8 Postérieurement à l’introduction du recours devant le Tribunal, par des courriers du 20 juin (affaire T‑396/19), du 8 juillet (affaires T‑405/19, T‑408/19, T‑443/19 et T‑464/19), du 15 juillet (affaires T‑419/19, T‑433/19, T‑455/19, T‑458/19 à T‑462/19, T‑469/19 et T‑477/19) et du 23 juillet 2019 (affaires T‑395/19, T‑423/19, T‑424/19 et T‑428/19), le chef de l’unité « Rémunération et droits sociaux des députés » de la direction générale des finances du Parlement a indiqué que les observations
transmises par les requérants ne contenaient pas d’éléments de nature à justifier une révision de la position du Parlement, telle qu’exprimée dans les notes litigieuses, et que, par conséquent, les droits à pension ainsi que le plan de recouvrement de l’indu, tels que recalculés et communiqués en annexe de ces notes, étaient devenus définitifs.

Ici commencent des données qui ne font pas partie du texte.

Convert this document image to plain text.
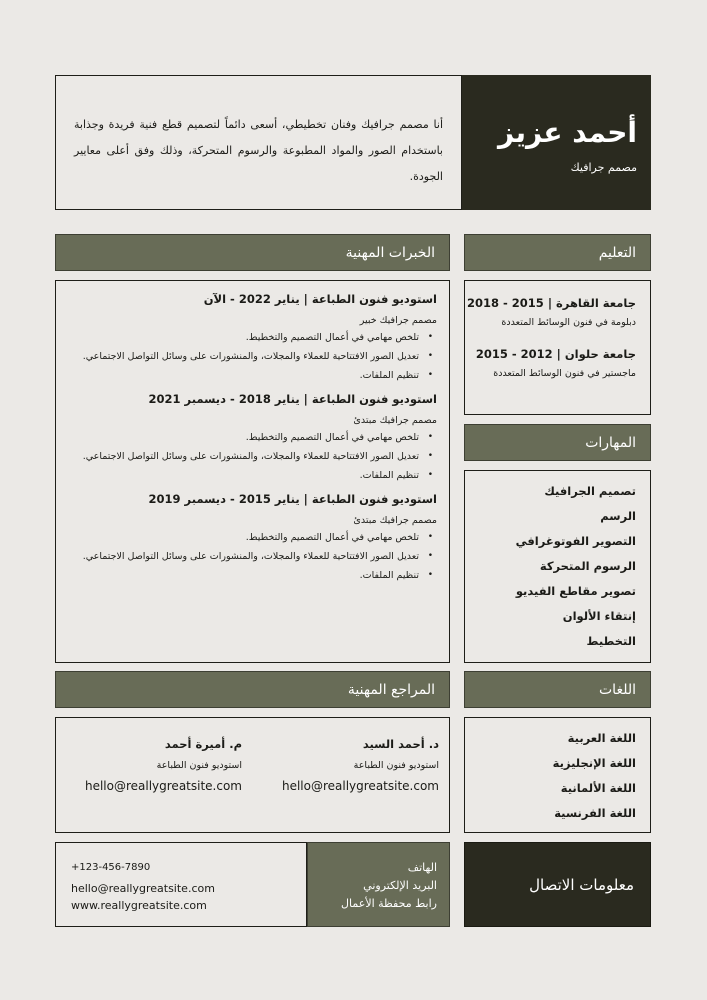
أحمد عزيز
مصمم جرافيك

أنا مصمم جرافيك وفنان تخطيطي، أسعى دائماً لتصميم قطع فنية فريدة وجذابة باستخدام الصور والمواد المطبوعة والرسوم المتحركة، وذلك وفق أعلى معايير الجودة.

التعليم
جامعة القاهرة | 2015 - 2018
دبلومة في فنون الوسائط المتعددة
جامعة حلوان | 2012 - 2015
ماجستير في فنون الوسائط المتعددة
الخبرات المهنية
استوديو فنون الطباعة | يناير 2022 - الآن
مصمم جرافيك خبير
•
تلخص مهامي في أعمال التصميم والتخطيط.
•
تعديل الصور الافتتاحية للعملاء والمجلات، والمنشورات على وسائل التواصل الاجتماعي.
•
تنظيم الملفات.
استوديو فنون الطباعة | يناير 2018 - ديسمبر 2021
مصمم جرافيك مبتدئ
•
تلخص مهامي في أعمال التصميم والتخطيط.
•
تعديل الصور الافتتاحية للعملاء والمجلات، والمنشورات على وسائل التواصل الاجتماعي.
•
تنظيم الملفات.
استوديو فنون الطباعة | يناير 2015 - ديسمبر 2019
مصمم جرافيك مبتدئ
•
تلخص مهامي في أعمال التصميم والتخطيط.
•
تعديل الصور الافتتاحية للعملاء والمجلات، والمنشورات على وسائل التواصل الاجتماعي.
•
تنظيم الملفات.
المهارات
تصميم الجرافيك
الرسم
التصوير الفوتوغرافي
الرسوم المتحركة
تصوير مقاطع الفيديو
إنتقاء الألوان
التخطيط
المراجع المهنية
د. أحمد السيد
استوديو فنون الطباعة
hello@reallygreatsite.com
م. أميرة أحمد
استوديو فنون الطباعة
hello@reallygreatsite.com
اللغات
اللغة العربية
اللغة الإنجليزية
اللغة الألمانية
اللغة الفرنسية
معلومات الاتصال
الهاتف
البريد الإلكتروني
رابط محفظة الأعمال
+123-456-7890
hello@reallygreatsite.com
www.reallygreatsite.com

9 En raison des spécificités de la situation de M. Eugenio Melandri, lequel avait sollicité l’application d’une dérogation fondée sur le niveau de ses revenus, le Parlement n’avait pas statué définitivement sur sa situation à la date de l’ordonnance attaquée.

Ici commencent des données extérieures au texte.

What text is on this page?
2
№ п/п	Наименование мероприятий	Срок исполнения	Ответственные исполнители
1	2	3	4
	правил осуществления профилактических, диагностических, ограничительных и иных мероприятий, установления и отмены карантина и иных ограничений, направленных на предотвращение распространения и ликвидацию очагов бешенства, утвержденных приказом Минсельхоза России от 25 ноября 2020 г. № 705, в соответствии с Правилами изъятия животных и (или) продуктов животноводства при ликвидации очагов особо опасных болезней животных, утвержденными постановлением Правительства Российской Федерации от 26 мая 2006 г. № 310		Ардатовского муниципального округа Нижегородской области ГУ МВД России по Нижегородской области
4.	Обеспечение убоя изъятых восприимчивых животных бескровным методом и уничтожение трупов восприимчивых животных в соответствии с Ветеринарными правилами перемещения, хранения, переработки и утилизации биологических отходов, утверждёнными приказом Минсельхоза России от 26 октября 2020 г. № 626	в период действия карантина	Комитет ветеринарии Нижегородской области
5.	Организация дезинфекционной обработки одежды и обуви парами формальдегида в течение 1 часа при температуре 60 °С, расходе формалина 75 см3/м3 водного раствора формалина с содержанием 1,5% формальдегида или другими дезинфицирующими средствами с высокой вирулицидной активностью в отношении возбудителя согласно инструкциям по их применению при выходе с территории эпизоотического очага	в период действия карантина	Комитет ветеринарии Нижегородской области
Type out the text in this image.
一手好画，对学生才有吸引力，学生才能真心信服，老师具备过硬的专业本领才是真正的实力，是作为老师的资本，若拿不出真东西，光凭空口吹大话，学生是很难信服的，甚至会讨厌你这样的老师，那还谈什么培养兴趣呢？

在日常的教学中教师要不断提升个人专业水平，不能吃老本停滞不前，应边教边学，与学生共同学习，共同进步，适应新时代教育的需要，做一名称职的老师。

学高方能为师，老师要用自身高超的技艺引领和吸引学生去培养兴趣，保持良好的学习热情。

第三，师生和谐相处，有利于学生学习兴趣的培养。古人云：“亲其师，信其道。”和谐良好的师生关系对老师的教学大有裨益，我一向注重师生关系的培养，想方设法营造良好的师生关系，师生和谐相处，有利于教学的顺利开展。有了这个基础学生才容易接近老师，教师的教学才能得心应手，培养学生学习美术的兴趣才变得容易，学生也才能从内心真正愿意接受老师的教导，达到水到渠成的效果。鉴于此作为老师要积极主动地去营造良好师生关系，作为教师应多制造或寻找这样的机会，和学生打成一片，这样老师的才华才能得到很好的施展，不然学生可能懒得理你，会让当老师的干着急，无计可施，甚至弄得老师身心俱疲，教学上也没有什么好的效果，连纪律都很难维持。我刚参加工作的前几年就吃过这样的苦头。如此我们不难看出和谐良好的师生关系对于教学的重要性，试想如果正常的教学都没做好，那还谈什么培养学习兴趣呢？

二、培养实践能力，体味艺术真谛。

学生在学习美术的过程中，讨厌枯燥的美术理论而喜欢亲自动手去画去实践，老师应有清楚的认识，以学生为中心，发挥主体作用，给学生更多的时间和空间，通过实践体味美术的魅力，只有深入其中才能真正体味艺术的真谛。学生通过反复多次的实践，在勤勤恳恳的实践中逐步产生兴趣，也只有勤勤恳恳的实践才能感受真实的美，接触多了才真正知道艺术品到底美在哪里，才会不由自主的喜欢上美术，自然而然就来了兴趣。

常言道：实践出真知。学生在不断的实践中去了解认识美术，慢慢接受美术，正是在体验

Les recours devant le Tribunal et l’ordonnance attaquée

10 Par requêtes déposées au greffe du Tribunal entre le 28 juin et le 8 juillet 2019, les requérants ont introduit des recours tendant à l’annulation des notes litigieuses.

11 Les 16, 19 et 24 septembre 2019, le Parlement a, par actes séparés, excipé de l’irrecevabilité de ces recours.

12 Entre le 19 septembre et le 4 octobre 2019, les requérants, à l’exception de Mme Emma Allione et de M. Melandri, ont déposé des mémoires en adaptation de leurs requêtes respectives.

13 Le 15 janvier 2020, le Tribunal a décidé de joindre l’examen des recours en annulation introduits respectivement par les requérants.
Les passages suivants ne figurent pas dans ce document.